Dans toute la nation, une révolte contre un État en faillite

Par Kevin Zeese et Margaret Flowers, traduit par Jocelyne le Boulicaut

lundi 22 juin 2020, par JMT

AID soutient financièrement le très intéressant site "Les-crises.fr" depuis plusieurs années. Nous avons fait un pas de plus en participant aux traductions des textes anglais quand le site fait appel à la solidarité de ses adhérents. Nous avons donc mandaté une de nos adhérentes, Jocelyne LE BOULICAUT enseignante universitaire d’anglais retraitée pour y participer en notre nom et nous indemnisons son temps passé avec notre monnaie interne

Dans toute la nation, une révolte contre un État en faillite

Le 2 juin 2020 Par Kevin Zeese et Margaret Flowers pour Consortiumnews.org

Cet article est tiré de PopularResistance.org. Kevin Zeese et Margaret Flowers codirigent Popular Resistance. Les opinions exprimées sont uniquement celles des auteurs et ne reflètent pas forcément celles de Consortium News.
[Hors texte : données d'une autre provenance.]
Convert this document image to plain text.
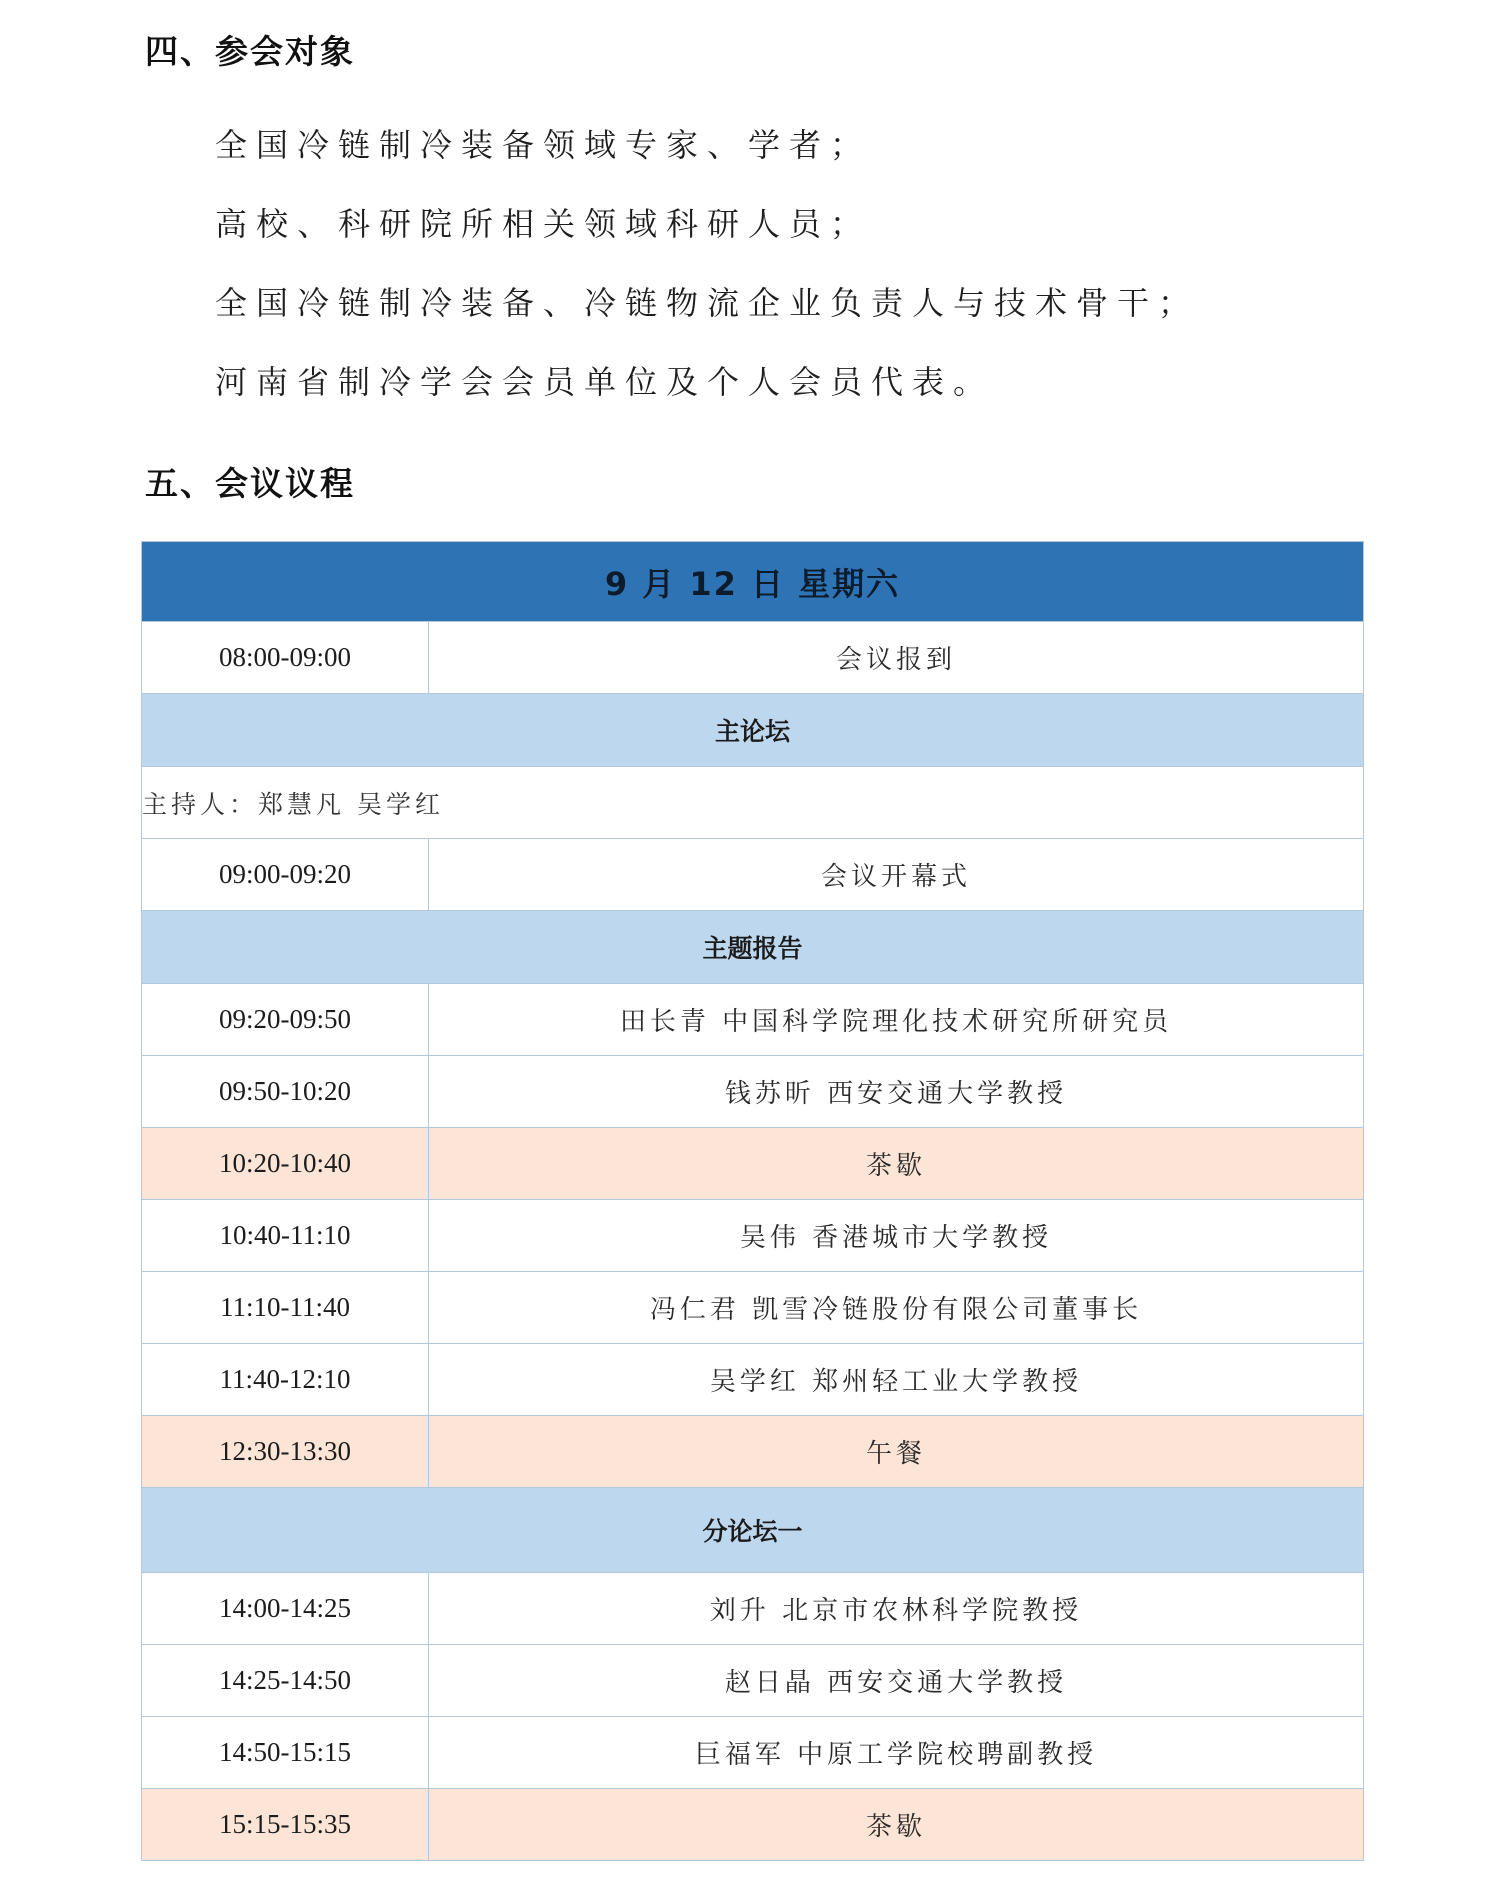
四、参会对象
全国冷链制冷装备领域专家、学者；
高校、科研院所相关领域科研人员；
全国冷链制冷装备、冷链物流企业负责人与技术骨干；
河南省制冷学会会员单位及个人会员代表。
五、会议议程
9 月 12 日 星期六	
08:00-09:00	会议报到
主论坛	
主持人：郑慧凡 吴学红	
09:00-09:20	会议开幕式
主题报告	
09:20-09:50	田长青 中国科学院理化技术研究所研究员
09:50-10:20	钱苏昕 西安交通大学教授
10:20-10:40	茶歇
10:40-11:10	吴伟 香港城市大学教授
11:10-11:40	冯仁君 凯雪冷链股份有限公司董事长
11:40-12:10	吴学红 郑州轻工业大学教授
12:30-13:30	午餐
分论坛一	
14:00-14:25	刘升 北京市农林科学院教授
14:25-14:50	赵日晶 西安交通大学教授
14:50-15:15	巨福军 中原工学院校聘副教授
15:15-15:35	茶歇
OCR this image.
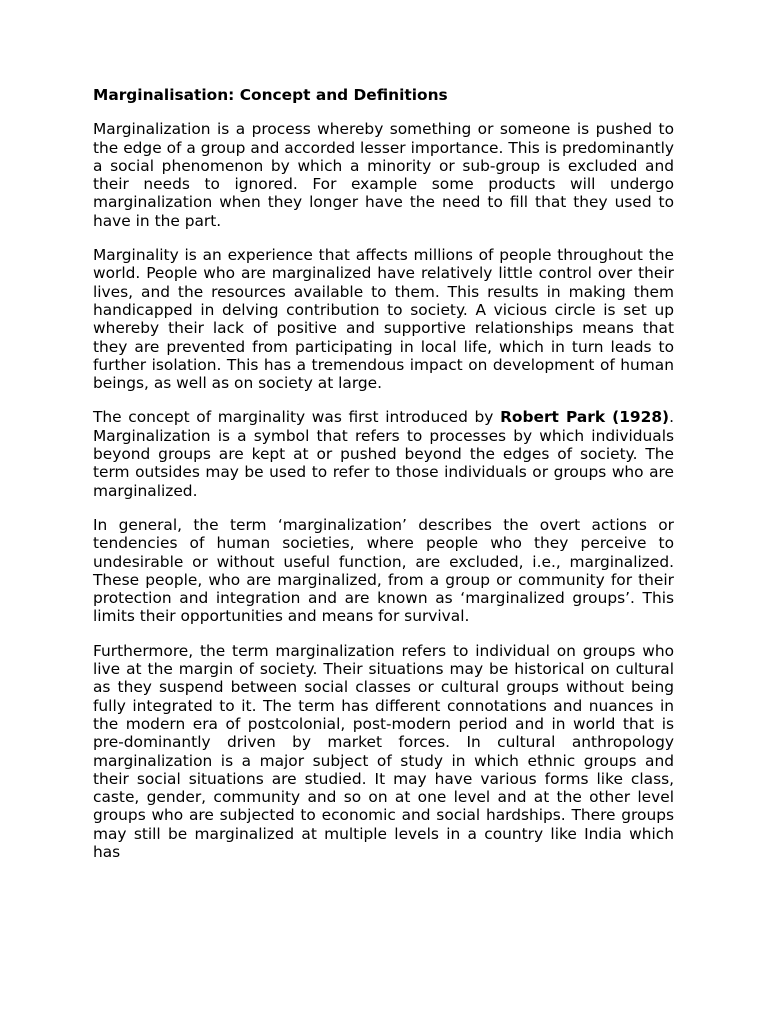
Marginalisation: Concept and Definitions

Marginalization is a process whereby something or someone is pushed to the edge of a group and accorded lesser importance. This is predominantly a social phenomenon by which a minority or sub-group is excluded and their needs to ignored. For example some products will undergo marginalization when they longer have the need to fill that they used to have in the part.

Marginality is an experience that affects millions of people throughout the world. People who are marginalized have relatively little control over their lives, and the resources available to them. This results in making them handicapped in delving contribution to society. A vicious circle is set up whereby their lack of positive and supportive relationships means that they are prevented from participating in local life, which in turn leads to further isolation. This has a tremendous impact on development of human beings, as well as on society at large.

The concept of marginality was first introduced by Robert Park (1928). Marginalization is a symbol that refers to processes by which individuals beyond groups are kept at or pushed beyond the edges of society. The term outsides may be used to refer to those individuals or groups who are marginalized.

In general, the term ‘marginalization’ describes the overt actions or tendencies of human societies, where people who they perceive to undesirable or without useful function, are excluded, i.e., marginalized. These people, who are marginalized, from a group or community for their protection and integration and are known as ‘marginalized groups’. This limits their opportunities and means for survival.

Furthermore, the term marginalization refers to individual on groups who live at the margin of society. Their situations may be historical on cultural as they suspend between social classes or cultural groups without being fully integrated to it. The term has different connotations and nuances in the modern era of postcolonial, post-modern period and in world that is pre-dominantly driven by market forces. In cultural anthropology marginalization is a major subject of study in which ethnic groups and their social situations are studied. It may have various forms like class, caste, gender, community and so on at one level and at the other level groups who are subjected to economic and social hardships. There groups may still be marginalized at multiple levels in a country like India which has
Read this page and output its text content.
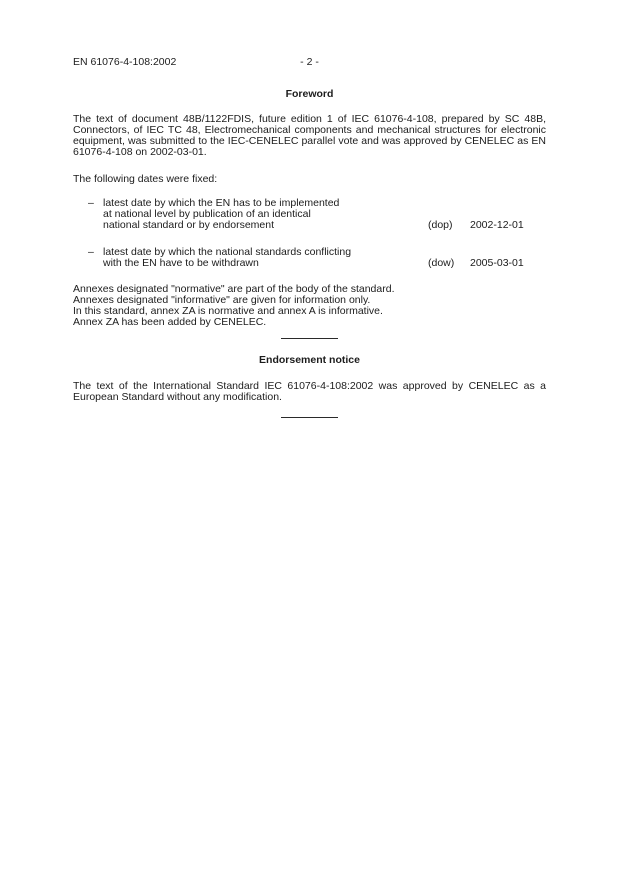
EN 61076-4-108:2002	- 2 -
Foreword

The text of document 48B/1122FDIS, future edition 1 of IEC 61076-4-108, prepared by SC 48B, Connectors, of IEC TC 48, Electromechanical components and mechanical structures for electronic equipment, was submitted to the IEC-CENELEC parallel vote and was approved by CENELEC as EN 61076-4-108 on 2002-03-01.

The following dates were fixed:

– latest date by which the EN has to be implemented
at national level by publication of an identical
national standard or by endorsement	(dop) 2002-12-01
– latest date by which the national standards conflicting
with the EN have to be withdrawn	(dow) 2005-03-01
Annexes designated "normative" are part of the body of the standard.
Annexes designated "informative" are given for information only.
In this standard, annex ZA is normative and annex A is informative.
Annex ZA has been added by CENELEC.
Endorsement notice

The text of the International Standard IEC 61076-4-108:2002 was approved by CENELEC as a European Standard without any modification.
Manifestation "No Justice, No Peace" (Pas de justice, pas de paix) à Manhattan, le 1er juin 2020. (Led Black via Uptown Collective Twitter )

Pour parvenir aux changements dont nous avons besoin, les gens doivent sortir dans la rue et faire le lien entre les problèmes auxquels nous sommes confrontés et l’exigence de changements systémiques, écrivent Kevin Zeese et Margaret Flowers.

Le soulèvement national déclenché par le meurtre de George Floyd et d’autres événements récents à connotation raciale est une réponse à l’état de déliquescence dans lequel nous vivons et qui est dû au rapport bi-partisan. Il intervient au beau milieu de la pandémie de Covid-19 et du plus grand effondrement économique des États-Unis depuis plus d’un siècle. Ces trois crises ont eu un impact disproportionné sur les gens de couleur et ont aggravé l’inégalité raciale à long terme et les injustices.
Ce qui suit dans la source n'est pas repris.